Right. There are 2 fundamental issues here, scaling and "Q". I am extremely curious to see just how scaling really works. Even if Dr. Bussard over estimated scaling by 10% or 20% ...... IMHO, we can then, at that point, pursue the "Q", a tad more confident.

If the scaling laws fall flat on their arses, how/would one continue with research pursuing "Q" ?

And for the time being I will insist that being first to PB-11 fusion will redefine the field provided the scaling laws hold decently. The 1968 Soviet Tokamak redefined the field for 40 years. Proven PB_11 fusion along with proven scaling laws will give us net power "Q" 's. .. .. it will be bigger than what the Soviets did in 1968.

I think thats why MSimon calls WB-7x the great convincer.

I think of WB-6 as an on the cheap 1960's transistor radio, while WB-7x would be the Macintosh Stereo system, 50 watts per chan.
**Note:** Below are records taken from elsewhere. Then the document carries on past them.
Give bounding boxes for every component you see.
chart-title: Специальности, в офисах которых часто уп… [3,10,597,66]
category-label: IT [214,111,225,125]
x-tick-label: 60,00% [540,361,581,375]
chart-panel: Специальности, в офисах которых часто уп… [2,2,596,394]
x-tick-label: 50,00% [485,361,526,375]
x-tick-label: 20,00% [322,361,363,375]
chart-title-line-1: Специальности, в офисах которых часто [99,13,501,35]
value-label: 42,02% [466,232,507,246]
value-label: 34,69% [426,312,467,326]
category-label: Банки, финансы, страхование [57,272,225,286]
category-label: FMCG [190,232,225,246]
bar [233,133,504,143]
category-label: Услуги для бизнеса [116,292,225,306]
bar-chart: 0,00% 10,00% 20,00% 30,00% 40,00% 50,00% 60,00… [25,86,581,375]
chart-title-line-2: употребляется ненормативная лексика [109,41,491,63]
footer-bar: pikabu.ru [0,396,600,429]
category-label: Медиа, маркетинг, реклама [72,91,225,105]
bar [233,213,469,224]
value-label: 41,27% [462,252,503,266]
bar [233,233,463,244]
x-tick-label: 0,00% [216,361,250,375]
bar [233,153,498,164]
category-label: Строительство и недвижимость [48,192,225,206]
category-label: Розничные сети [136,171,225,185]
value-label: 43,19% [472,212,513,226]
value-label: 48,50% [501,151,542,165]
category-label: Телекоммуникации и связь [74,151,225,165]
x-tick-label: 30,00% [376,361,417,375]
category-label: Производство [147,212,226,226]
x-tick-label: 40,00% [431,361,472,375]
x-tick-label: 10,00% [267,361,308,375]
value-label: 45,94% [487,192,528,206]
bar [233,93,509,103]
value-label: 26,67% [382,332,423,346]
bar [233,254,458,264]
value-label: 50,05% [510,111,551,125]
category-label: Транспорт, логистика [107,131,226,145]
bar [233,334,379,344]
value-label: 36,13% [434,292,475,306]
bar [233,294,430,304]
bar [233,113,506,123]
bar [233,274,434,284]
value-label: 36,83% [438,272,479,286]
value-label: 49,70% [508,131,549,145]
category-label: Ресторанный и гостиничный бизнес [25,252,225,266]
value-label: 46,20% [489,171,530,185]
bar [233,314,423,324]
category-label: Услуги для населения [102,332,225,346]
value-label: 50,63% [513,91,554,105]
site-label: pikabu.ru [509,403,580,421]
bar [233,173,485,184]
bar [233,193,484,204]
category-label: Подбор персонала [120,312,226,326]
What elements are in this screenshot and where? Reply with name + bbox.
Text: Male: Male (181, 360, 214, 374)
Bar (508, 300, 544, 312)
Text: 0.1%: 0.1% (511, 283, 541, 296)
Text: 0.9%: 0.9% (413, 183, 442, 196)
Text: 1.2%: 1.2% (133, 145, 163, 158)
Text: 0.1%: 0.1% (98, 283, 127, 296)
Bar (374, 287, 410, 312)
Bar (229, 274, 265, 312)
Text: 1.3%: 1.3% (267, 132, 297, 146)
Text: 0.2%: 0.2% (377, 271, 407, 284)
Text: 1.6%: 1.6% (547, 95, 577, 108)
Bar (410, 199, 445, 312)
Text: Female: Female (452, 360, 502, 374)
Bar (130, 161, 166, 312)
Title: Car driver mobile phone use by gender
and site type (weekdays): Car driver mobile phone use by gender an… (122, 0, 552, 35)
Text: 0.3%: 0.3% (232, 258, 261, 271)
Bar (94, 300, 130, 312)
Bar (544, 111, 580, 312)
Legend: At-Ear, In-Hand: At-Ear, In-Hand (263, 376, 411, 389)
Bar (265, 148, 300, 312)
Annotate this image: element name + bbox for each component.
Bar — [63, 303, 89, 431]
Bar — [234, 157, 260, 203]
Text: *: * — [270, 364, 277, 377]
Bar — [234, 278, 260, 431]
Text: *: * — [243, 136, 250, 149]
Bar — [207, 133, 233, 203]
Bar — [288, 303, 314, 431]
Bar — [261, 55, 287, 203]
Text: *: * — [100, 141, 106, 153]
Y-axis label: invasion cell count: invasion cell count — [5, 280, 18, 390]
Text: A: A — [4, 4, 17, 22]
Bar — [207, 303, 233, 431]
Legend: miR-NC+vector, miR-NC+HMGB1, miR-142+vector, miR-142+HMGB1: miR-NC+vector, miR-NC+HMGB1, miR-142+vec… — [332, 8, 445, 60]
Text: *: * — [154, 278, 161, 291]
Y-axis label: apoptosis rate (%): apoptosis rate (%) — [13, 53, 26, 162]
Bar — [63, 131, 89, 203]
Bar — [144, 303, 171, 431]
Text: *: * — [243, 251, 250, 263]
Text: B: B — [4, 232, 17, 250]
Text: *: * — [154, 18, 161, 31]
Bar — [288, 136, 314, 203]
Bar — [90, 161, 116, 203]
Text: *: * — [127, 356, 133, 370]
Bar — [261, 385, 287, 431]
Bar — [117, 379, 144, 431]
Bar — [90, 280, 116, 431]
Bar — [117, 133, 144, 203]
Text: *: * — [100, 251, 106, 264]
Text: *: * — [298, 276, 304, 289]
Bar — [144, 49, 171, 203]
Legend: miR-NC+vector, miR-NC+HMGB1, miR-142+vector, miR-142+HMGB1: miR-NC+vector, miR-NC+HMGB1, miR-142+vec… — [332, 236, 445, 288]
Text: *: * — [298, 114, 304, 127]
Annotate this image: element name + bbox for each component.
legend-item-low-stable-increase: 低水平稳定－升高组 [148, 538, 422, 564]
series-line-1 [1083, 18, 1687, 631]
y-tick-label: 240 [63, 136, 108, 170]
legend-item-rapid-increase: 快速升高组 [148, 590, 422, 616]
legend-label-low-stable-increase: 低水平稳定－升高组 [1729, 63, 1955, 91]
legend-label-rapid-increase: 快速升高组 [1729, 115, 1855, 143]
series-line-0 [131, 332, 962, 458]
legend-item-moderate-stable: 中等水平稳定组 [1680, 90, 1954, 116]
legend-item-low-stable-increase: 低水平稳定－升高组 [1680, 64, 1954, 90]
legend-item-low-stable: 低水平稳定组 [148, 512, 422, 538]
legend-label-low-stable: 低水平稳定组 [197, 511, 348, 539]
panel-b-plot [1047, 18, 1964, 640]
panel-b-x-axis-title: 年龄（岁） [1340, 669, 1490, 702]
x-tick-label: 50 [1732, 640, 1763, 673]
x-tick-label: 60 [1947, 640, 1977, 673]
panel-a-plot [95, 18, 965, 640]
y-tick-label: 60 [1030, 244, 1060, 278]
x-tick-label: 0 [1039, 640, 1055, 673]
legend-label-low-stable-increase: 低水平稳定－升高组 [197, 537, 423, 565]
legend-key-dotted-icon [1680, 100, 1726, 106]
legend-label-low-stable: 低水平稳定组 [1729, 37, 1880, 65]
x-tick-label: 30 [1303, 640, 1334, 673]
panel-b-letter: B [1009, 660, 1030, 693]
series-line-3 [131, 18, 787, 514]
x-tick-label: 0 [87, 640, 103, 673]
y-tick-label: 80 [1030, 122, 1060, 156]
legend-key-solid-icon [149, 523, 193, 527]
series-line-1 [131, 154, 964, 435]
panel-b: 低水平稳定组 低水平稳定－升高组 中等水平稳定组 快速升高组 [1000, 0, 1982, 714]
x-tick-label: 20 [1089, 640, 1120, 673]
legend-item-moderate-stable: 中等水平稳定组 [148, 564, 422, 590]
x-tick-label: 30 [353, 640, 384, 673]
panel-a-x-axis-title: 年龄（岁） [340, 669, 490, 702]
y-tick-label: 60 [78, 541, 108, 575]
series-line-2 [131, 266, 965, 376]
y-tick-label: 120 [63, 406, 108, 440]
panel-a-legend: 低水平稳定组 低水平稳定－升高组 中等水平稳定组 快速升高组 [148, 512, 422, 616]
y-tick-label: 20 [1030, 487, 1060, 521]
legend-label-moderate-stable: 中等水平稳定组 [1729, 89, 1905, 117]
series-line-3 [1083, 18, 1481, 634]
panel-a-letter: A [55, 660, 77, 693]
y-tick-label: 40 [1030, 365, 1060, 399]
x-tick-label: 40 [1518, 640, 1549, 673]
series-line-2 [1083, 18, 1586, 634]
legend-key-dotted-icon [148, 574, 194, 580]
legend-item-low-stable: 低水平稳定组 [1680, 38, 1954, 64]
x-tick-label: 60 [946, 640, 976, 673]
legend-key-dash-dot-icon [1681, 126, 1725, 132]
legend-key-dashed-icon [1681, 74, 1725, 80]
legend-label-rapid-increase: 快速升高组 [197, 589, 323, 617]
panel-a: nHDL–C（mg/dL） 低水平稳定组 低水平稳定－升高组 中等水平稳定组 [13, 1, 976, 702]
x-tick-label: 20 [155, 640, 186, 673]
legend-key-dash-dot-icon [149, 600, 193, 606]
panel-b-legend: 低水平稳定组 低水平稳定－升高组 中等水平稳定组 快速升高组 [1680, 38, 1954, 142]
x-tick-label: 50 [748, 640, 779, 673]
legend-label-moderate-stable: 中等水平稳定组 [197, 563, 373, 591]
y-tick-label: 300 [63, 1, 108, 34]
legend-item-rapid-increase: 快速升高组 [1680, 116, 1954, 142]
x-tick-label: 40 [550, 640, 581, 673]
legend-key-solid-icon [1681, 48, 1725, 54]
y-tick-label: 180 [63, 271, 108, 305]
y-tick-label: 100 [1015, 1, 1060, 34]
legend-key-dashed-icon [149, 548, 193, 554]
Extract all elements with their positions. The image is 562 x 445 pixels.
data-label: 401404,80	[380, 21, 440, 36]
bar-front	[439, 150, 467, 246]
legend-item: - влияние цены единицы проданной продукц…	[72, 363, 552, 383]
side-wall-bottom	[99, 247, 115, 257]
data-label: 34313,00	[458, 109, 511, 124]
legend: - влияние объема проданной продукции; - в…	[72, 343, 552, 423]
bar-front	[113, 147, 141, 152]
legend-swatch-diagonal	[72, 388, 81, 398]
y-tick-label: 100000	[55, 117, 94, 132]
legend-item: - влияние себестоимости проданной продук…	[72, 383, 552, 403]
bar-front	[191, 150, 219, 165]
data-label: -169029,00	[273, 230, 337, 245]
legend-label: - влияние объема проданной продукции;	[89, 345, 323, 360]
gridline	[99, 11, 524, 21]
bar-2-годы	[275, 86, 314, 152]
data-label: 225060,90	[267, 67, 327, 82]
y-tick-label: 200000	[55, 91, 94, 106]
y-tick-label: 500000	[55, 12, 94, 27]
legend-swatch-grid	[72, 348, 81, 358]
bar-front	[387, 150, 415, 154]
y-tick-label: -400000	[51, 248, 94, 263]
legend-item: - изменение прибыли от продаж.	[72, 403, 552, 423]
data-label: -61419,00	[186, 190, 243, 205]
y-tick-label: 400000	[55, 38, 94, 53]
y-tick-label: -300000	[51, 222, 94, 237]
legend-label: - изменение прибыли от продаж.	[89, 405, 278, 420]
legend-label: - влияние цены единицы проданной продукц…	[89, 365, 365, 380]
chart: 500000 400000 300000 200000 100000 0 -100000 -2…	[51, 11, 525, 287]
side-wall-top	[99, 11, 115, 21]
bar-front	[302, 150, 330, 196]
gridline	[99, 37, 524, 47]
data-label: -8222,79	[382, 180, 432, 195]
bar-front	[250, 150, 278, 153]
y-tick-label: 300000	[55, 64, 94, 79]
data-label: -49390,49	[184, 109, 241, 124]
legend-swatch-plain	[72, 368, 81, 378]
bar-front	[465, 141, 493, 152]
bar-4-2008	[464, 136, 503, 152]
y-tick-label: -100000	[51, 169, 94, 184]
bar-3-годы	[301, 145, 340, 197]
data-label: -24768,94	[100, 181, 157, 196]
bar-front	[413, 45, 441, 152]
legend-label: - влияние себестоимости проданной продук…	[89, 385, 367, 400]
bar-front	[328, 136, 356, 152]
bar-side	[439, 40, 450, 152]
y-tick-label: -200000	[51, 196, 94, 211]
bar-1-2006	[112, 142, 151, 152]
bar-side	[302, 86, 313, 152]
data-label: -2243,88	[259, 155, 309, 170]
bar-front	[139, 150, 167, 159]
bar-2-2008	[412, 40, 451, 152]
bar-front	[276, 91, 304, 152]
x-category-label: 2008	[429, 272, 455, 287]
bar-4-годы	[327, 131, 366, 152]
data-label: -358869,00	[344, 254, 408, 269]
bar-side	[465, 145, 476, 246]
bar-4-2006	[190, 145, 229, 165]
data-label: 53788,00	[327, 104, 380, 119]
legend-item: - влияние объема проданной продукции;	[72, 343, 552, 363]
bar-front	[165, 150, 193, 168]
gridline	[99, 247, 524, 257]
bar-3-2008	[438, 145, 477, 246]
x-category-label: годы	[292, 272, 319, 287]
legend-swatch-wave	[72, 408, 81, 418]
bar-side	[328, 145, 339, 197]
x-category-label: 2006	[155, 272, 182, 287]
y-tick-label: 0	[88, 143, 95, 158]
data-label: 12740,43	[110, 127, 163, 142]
Amp, flat freq response from 20hz to 20,000hz, +,- .7 Db.

Macintosh equipment was noted for being able to be overdriven by 20%, while continuing to meet flat freq response specs.

Building WB-7x means we can "Crank up the volume".

Mikos wrote: POPS paper clearly shows that Riders and Nevins critique of IEC fusion has been wrong - you _can_ eliminate any power loss due to Coulomb collisions.

Right. But to me it comes down to this, Bremm occurs when the same electrons have high density and high energy. Our knowledge of Polywell says these 2 precursors of Bremm do not occur.

JoeStrout wrote:

Zixinus wrote:Also, getting D-D reactors on the market is much sooner to happen then p-b11 reactors.

I'm not sure I agree with that. Bussard seemed quite confident that a p-B11 reactor is little more than a slightly bigger version of the D-D reactor. If so, I expect to see p-B11 be the first one to market, because (1) boron and hydrogen are a lot cheaper than deuterium, and (2) avoiding the vast majority of that pesky neutron radiation really simplifies a lot of things.

I think I have figured a way around the neutron problem for D-D fusion coils using superconducting magnets.

It is at the tail end of this post:

http://iecfusiontech.blogspot.com/2008/ ... oling.html

What it amounts to is adding a layer of B10 to the inner side of the 300K water jacket. With a thermal neutron cross section of 3800 barns it should do a good job of soaking up neutrons. The two outer water jackets thermalize the neutrons. MgB superconductivity in a magnetic field is enhanced with a total neutron flux of 1E18/cm^2. Critical temperature goes down a little.